By 2019, the InDaHouse Volunteer and Children’s Center (InDaHouse Önkéntes- és Gyerekközpont) was completed with the assistance of more than 600 volunteers, more than 1,200 private individuals, and 20 corporate sponsors. This center has been a suitable base for our program and our Association ever since.
In 2020, a big dream came true: we started our work helping children in Fügöd, the most stigmatized Roma neighborhood in Encs. On four streets, more than 200 children live in constant deprivation. The parents' education level is low, and their main task is to survive from day to day. There are not enough teachers in either the kindergarten or the school, which is why the underdevelopment in the first years of children is growing rather than shrinking.

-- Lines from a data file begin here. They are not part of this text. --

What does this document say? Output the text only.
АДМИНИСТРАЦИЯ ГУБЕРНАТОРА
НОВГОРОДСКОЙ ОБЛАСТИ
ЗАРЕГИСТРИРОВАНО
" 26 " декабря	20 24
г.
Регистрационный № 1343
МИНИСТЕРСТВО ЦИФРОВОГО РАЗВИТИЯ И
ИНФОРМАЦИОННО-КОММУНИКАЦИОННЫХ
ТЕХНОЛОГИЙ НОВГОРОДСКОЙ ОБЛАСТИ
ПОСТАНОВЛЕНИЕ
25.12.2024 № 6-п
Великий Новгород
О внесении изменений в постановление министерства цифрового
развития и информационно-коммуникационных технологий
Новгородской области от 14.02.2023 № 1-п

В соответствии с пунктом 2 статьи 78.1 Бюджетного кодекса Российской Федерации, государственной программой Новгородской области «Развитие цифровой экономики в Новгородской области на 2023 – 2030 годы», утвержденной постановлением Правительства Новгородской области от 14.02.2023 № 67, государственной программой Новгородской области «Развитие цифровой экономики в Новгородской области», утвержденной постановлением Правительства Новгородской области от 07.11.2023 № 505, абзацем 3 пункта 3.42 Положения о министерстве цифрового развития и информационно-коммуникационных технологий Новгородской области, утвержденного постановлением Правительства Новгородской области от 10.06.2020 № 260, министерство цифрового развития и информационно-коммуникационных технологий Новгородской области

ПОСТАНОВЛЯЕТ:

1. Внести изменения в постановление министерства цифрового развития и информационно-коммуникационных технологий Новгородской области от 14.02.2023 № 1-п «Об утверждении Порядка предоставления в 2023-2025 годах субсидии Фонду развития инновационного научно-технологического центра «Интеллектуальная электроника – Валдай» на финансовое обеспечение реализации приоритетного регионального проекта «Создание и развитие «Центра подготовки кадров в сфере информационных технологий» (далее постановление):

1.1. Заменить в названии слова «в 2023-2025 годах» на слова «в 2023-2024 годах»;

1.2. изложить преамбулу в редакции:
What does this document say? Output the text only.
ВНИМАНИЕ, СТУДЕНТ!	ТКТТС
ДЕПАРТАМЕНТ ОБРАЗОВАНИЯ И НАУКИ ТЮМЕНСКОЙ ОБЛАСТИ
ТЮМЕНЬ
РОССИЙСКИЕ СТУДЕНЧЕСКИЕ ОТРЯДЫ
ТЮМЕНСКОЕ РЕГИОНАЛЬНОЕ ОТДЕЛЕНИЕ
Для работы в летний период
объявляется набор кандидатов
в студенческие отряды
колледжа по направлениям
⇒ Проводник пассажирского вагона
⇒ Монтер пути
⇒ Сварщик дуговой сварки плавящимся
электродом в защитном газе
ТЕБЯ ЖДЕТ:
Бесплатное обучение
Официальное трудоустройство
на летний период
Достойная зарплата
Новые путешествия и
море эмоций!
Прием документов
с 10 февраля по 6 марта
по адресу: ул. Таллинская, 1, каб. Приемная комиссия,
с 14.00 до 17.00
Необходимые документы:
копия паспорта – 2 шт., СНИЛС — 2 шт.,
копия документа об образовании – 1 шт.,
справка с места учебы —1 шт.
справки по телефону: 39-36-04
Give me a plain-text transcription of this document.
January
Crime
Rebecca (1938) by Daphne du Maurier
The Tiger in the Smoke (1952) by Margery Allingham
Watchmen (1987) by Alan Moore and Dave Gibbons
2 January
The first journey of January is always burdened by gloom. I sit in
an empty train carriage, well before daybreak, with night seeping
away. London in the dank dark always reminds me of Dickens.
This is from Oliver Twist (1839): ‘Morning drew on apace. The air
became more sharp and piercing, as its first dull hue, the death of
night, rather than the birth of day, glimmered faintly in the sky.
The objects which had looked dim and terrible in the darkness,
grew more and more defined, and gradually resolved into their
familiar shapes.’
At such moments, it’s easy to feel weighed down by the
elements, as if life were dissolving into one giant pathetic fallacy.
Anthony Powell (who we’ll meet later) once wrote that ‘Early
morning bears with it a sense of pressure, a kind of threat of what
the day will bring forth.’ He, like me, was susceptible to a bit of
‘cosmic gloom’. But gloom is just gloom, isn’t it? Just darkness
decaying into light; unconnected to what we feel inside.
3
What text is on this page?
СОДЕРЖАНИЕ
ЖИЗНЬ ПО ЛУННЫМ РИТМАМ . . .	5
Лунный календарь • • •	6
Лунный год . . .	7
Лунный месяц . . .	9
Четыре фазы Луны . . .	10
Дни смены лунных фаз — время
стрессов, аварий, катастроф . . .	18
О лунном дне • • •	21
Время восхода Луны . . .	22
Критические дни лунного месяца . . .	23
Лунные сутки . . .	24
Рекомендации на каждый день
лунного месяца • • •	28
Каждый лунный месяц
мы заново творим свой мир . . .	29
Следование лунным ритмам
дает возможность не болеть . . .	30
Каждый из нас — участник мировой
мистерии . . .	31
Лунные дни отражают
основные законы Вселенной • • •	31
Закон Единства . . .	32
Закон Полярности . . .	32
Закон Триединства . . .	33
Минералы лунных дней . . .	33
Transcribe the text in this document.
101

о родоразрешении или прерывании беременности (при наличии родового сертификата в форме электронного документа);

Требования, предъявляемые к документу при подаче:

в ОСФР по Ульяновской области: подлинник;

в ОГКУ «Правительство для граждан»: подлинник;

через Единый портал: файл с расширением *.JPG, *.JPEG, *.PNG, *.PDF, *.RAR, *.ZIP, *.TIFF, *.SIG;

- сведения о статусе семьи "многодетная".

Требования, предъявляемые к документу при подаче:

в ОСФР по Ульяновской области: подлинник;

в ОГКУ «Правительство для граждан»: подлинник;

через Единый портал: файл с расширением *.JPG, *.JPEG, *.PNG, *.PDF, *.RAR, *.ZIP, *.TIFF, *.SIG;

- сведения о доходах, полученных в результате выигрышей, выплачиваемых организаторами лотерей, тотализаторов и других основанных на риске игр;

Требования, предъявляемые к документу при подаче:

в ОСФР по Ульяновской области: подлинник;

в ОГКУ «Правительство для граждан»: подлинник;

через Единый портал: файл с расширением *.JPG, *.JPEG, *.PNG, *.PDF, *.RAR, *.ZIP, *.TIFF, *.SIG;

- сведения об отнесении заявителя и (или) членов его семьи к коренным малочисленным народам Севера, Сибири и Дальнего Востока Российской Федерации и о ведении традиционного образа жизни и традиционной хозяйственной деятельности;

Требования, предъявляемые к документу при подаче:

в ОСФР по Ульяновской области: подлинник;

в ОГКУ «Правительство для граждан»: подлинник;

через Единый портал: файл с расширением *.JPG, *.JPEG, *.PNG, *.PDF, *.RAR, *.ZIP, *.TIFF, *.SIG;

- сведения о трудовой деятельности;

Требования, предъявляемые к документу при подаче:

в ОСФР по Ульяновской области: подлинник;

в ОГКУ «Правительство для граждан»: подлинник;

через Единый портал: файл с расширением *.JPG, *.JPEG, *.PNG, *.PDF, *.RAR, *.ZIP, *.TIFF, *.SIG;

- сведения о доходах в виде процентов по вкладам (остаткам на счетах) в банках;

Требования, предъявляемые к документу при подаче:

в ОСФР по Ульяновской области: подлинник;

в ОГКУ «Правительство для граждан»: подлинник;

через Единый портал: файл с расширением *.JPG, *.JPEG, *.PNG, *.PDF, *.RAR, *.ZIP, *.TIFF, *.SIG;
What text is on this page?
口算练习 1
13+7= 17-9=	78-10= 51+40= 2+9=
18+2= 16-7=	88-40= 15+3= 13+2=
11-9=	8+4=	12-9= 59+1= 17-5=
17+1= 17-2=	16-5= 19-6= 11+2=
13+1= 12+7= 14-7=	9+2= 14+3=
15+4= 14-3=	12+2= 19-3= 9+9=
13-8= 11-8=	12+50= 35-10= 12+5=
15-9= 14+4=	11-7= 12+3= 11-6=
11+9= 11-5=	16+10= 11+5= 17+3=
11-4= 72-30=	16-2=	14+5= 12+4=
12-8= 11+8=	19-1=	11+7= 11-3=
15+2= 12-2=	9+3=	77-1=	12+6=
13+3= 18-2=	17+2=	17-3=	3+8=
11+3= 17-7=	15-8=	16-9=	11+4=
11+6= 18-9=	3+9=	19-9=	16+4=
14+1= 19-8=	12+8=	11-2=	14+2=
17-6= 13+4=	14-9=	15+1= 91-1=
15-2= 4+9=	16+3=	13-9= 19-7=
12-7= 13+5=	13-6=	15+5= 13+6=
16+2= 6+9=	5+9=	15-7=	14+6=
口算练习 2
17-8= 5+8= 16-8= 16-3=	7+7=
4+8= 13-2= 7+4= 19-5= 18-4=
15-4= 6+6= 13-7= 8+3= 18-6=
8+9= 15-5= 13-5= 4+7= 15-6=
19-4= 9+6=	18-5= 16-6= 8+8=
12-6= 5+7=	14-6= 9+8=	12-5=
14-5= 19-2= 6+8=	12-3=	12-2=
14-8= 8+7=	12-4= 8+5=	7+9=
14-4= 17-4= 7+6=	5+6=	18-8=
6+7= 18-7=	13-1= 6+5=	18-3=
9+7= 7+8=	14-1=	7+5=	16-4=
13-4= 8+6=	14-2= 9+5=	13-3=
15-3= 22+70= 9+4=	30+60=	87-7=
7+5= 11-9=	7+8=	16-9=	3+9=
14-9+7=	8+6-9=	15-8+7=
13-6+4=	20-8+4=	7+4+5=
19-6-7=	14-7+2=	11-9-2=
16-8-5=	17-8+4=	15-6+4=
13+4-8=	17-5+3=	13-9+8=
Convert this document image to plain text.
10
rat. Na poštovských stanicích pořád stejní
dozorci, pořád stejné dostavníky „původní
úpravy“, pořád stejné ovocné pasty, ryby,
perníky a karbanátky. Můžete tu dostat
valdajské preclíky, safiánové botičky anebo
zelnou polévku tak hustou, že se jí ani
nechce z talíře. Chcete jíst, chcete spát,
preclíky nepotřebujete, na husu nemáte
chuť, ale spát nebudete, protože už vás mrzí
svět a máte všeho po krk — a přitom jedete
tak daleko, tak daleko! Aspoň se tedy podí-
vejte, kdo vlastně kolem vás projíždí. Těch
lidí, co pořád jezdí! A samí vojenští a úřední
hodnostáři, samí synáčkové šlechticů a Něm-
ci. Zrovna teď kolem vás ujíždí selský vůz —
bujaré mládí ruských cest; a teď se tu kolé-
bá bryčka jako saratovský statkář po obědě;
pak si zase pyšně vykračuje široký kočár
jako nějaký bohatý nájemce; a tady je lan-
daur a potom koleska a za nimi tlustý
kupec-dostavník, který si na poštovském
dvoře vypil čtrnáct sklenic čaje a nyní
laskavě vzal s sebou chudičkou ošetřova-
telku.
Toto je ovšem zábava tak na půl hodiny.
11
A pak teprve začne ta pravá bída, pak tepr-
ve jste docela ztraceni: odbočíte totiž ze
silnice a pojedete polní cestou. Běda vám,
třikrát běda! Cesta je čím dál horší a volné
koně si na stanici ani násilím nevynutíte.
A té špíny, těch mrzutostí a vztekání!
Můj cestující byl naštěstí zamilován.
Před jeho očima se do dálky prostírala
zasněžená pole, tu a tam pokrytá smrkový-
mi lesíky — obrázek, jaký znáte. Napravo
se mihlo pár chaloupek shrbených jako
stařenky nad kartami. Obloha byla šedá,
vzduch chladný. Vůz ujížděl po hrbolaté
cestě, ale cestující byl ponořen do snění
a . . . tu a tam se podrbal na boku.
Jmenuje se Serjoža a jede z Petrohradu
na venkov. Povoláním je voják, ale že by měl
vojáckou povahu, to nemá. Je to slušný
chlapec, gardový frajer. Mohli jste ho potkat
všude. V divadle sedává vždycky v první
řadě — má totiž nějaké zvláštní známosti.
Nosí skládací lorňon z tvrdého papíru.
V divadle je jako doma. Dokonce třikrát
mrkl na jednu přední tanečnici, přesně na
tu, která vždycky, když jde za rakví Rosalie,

We started working with 5-year-old children, which is how our professional school preparatory program was born, where every year 30-40 children practice holding a pencil, cooperation, numeracy, and the vocabulary necessary for school.
It has been important from the start that what we do has meaning and a real impact, which is why we are constantly improving our methodology and measuring our impact.
However, the disadvantages that have been accumulating for generations can only be overcome through decades of persistent, dedicated work. In order to ensure our stability, we do not rely on tenders, but mainly on donations from individuals and companies.